While some consumers might be surprised that clean brand Beautycounter included talc in its formulas to begin with, when other clean companies like Lawless and Ilia Beauty sell products without talc, Renfrew underscored the company’s commitment around transparency.
“We’ve always said what’s in our products, and we always will. We are going to bring [consumers] along the journey with us in an open and honest dialogue. Over time, there are going to be ingredients that the consumer is not in love with or we are not in love with, and we are going to be honest about doing better,” said Renfrew, who compared the company’s talc decision to Beautycounter’s move to audit its mica mines late last year. Mica, too, has a troublesome history in that its production has reportedly been linked to child labor.
While Beautycounter has said that annual revenue has increased by 80% since 2015, with a social selling team of more than 60,000, there appears to be some fatigue for shopping clean online in the pandemic. Despite the focus on health and wellness, search volume for “clean beauty” is down 33% over the past 12 months, with most declines starting in June and hitting their lowest point in September, at 34,000 traffic searches, according to SimilarWeb. Likewise, “talc free” clocked in at 10,000 searches in October, which was down 23% from 2019. SimilarWeb also found that Credo Beauty, The Detox Market, Juice Beauty, Tula and Beautycounter had all seen declined site visitation between the second and third quarters of this year. For its part, Beautycounter was down 6%.
Alisha Kapur, SimilarWeb lead beauty industry consultant, said that while interest in beauty may or may not be fading, other factors are at play. “Consumers as a whole are deal-fatigued and tired of online shopping, mostly utilizing sites like Amazon for daily necessities, and not spending as much on speciality items [like beauty] as economic uncertainty looms.” Secondly, Kapur added that clean beauty trends may be less of a focus during the holiday shopping season, which started in early October this year. “Usually, you’d focus on buying these things for yourself, not a friend or family member. Clean beauty brands should bulk up holiday shopping deals and promote gift sets to take advantage of the relatively early holiday shopping season, pivoting marketing to focus on giving and discounts instead of individual routine transformations,” she said.

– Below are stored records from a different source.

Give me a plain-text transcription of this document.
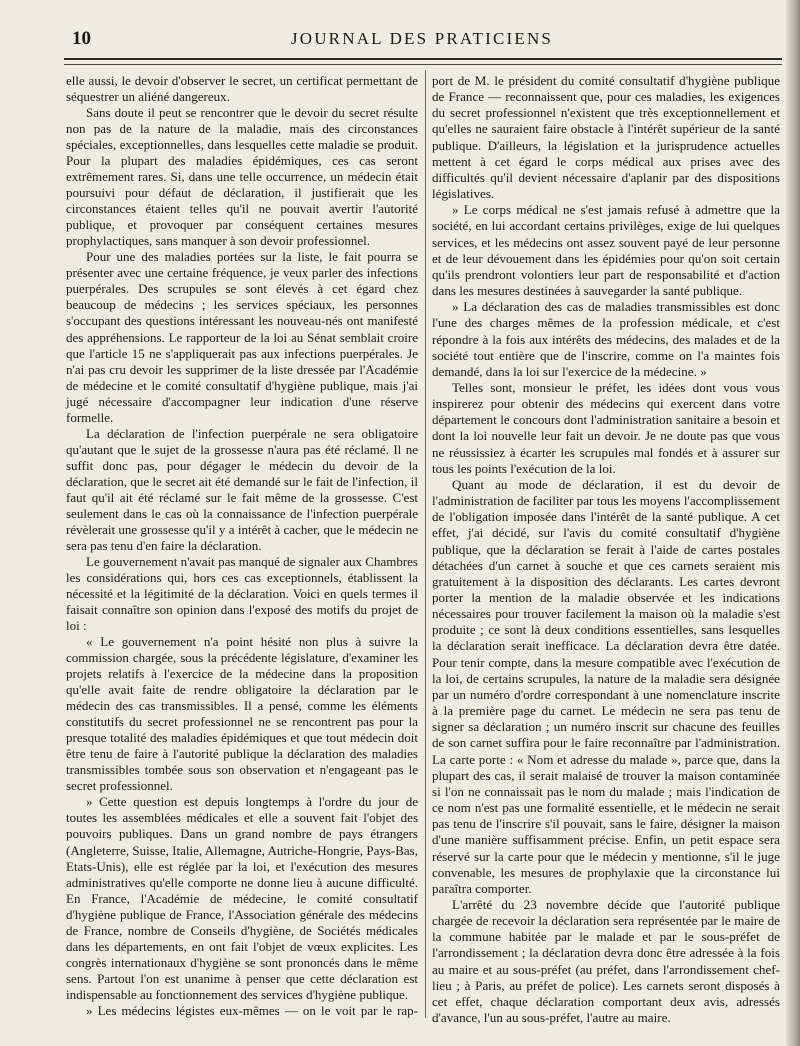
10	JOURNAL DES PRATICIENS

elle aussi, le devoir d'observer le secret, un certificat permettant de séquestrer un aliéné dangereux.

Sans doute il peut se rencontrer que le devoir du secret résulte non pas de la nature de la maladie, mais des circonstances spéciales, exceptionnelles, dans lesquelles cette maladie se produit. Pour la plupart des maladies épidémiques, ces cas seront extrêmement rares. Si, dans une telle occurrence, un médecin était poursuivi pour défaut de déclaration, il justifierait que les circonstances étaient telles qu'il ne pouvait avertir l'autorité publique, et provoquer par conséquent certaines mesures prophylactiques, sans manquer à son devoir professionnel.

Pour une des maladies portées sur la liste, le fait pourra se présenter avec une certaine fréquence, je veux parler des infections puerpérales. Des scrupules se sont élevés à cet égard chez beaucoup de médecins ; les services spéciaux, les personnes s'occupant des questions intéressant les nouveau-nés ont manifesté des appréhensions. Le rapporteur de la loi au Sénat semblait croire que l'article 15 ne s'appliquerait pas aux infections puerpérales. Je n'ai pas cru devoir les supprimer de la liste dressée par l'Académie de médecine et le comité consultatif d'hygiène publique, mais j'ai jugé nécessaire d'accompagner leur indication d'une réserve formelle.

La déclaration de l'infection puerpérale ne sera obligatoire qu'autant que le sujet de la grossesse n'aura pas été réclamé. Il ne suffit donc pas, pour dégager le médecin du devoir de la déclaration, que le secret ait été demandé sur le fait de l'infection, il faut qu'il ait été réclamé sur le fait même de la grossesse. C'est seulement dans le cas où la connaissance de l'infection puerpérale révèlerait une grossesse qu'il y a intérêt à cacher, que le médecin ne sera pas tenu d'en faire la déclaration.

Le gouvernement n'avait pas manqué de signaler aux Chambres les considérations qui, hors ces cas exceptionnels, établissent la nécessité et la légitimité de la déclaration. Voici en quels termes il faisait connaître son opinion dans l'exposé des motifs du projet de loi :

« Le gouvernement n'a point hésité non plus à suivre la commission chargée, sous la précédente législature, d'examiner les projets relatifs à l'exercice de la médecine dans la proposition qu'elle avait faite de rendre obligatoire la déclaration par le médecin des cas transmissibles. Il a pensé, comme les éléments constitutifs du secret professionnel ne se rencontrent pas pour la presque totalité des maladies épidémiques et que tout médecin doit être tenu de faire à l'autorité publique la déclaration des maladies transmissibles tombée sous son observation et n'engageant pas le secret professionnel.

» Cette question est depuis longtemps à l'ordre du jour de toutes les assemblées médicales et elle a souvent fait l'objet des pouvoirs publiques. Dans un grand nombre de pays étrangers (Angleterre, Suisse, Italie, Allemagne, Autriche-Hongrie, Pays-Bas, Etats-Unis), elle est réglée par la loi, et l'exécution des mesures administratives qu'elle comporte ne donne lieu à aucune difficulté. En France, l'Académie de médecine, le comité consultatif d'hygiène publique de France, l'Association générale des médecins de France, nombre de Conseils d'hygiène, de Sociétés médicales dans les départements, en ont fait l'objet de vœux explicites. Les congrès internationaux d'hygiène se sont prononcés dans le même sens. Partout l'on est unanime à penser que cette déclaration est indispensable au fonctionnement des services d'hygiène publique.

» Les médecins légistes eux-mêmes — on le voit par le rap-

port de M. le président du comité consultatif d'hygiène publique de France — reconnaissent que, pour ces maladies, les exigences du secret professionnel n'existent que très exceptionnellement et qu'elles ne sauraient faire obstacle à l'intérêt supérieur de la santé publique. D'ailleurs, la législation et la jurisprudence actuelles mettent à cet égard le corps médical aux prises avec des difficultés qu'il devient nécessaire d'aplanir par des dispositions législatives.

» Le corps médical ne s'est jamais refusé à admettre que la société, en lui accordant certains privilèges, exige de lui quelques services, et les médecins ont assez souvent payé de leur personne et de leur dévouement dans les épidémies pour qu'on soit certain qu'ils prendront volontiers leur part de responsabilité et d'action dans les mesures destinées à sauvegarder la santé publique.

» La déclaration des cas de maladies transmissibles est donc l'une des charges mêmes de la profession médicale, et c'est répondre à la fois aux intérêts des médecins, des malades et de la société tout entière que de l'inscrire, comme on l'a maintes fois demandé, dans la loi sur l'exercice de la médecine. »

Telles sont, monsieur le préfet, les idées dont vous vous inspirerez pour obtenir des médecins qui exercent dans votre département le concours dont l'administration sanitaire a besoin et dont la loi nouvelle leur fait un devoir. Je ne doute pas que vous ne réussissiez à écarter les scrupules mal fondés et à assurer sur tous les points l'exécution de la loi.

Quant au mode de déclaration, il est du devoir de l'administration de faciliter par tous les moyens l'accomplissement de l'obligation imposée dans l'intérêt de la santé publique. A cet effet, j'ai décidé, sur l'avis du comité consultatif d'hygiène publique, que la déclaration se ferait à l'aide de cartes postales détachées d'un carnet à souche et que ces carnets seraient mis gratuitement à la disposition des déclarants. Les cartes devront porter la mention de la maladie observée et les indications nécessaires pour trouver facilement la maison où la maladie s'est produite ; ce sont là deux conditions essentielles, sans lesquelles la déclaration serait inefficace. La déclaration devra être datée. Pour tenir compte, dans la mesure compatible avec l'exécution de la loi, de certains scrupules, la nature de la maladie sera désignée par un numéro d'ordre correspondant à une nomenclature inscrite à la première page du carnet. Le médecin ne sera pas tenu de signer sa déclaration ; un numéro inscrit sur chacune des feuilles de son carnet suffira pour le faire reconnaître par l'administration. La carte porte : « Nom et adresse du malade », parce que, dans la plupart des cas, il serait malaisé de trouver la maison contaminée si l'on ne connaissait pas le nom du malade ; mais l'indication de ce nom n'est pas une formalité essentielle, et le médecin ne serait pas tenu de l'inscrire s'il pouvait, sans le faire, désigner la maison d'une manière suffisamment précise. Enfin, un petit espace sera réservé sur la carte pour que le médecin y mentionne, s'il le juge convenable, les mesures de prophylaxie que la circonstance lui paraîtra comporter.

L'arrêté du 23 novembre décide que l'autorité publique chargée de recevoir la déclaration sera représentée par le maire de la commune habitée par le malade et par le sous-préfet de l'arrondissement ; la déclaration devra donc être adressée à la fois au maire et au sous-préfet (au préfet, dans l'arrondissement chef-lieu ; à Paris, au préfet de police). Les carnets seront disposés à cet effet, chaque déclaration comportant deux avis, adressés d'avance, l'un au sous-préfet, l'autre au maire.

Still, consumers and companies, alike, would be hard-pressed to find a new brand launching today that isn’t clean or an established player that isn’t trying to reformulate to some clean standard. But with clean beauty lacking a set industry-wide definition and no federal guidelines coming, Beautycounter is betting a proactive versus reactive approach will help the company to retain customer loyalty in the long run.
Lindsay Dahl, Beautycounter svp of social mission, said, “We see our role in the space as not only asking the hard questions that consumers may not be [asking], but also to get consumers to ask these tough questions to all the brands they love.”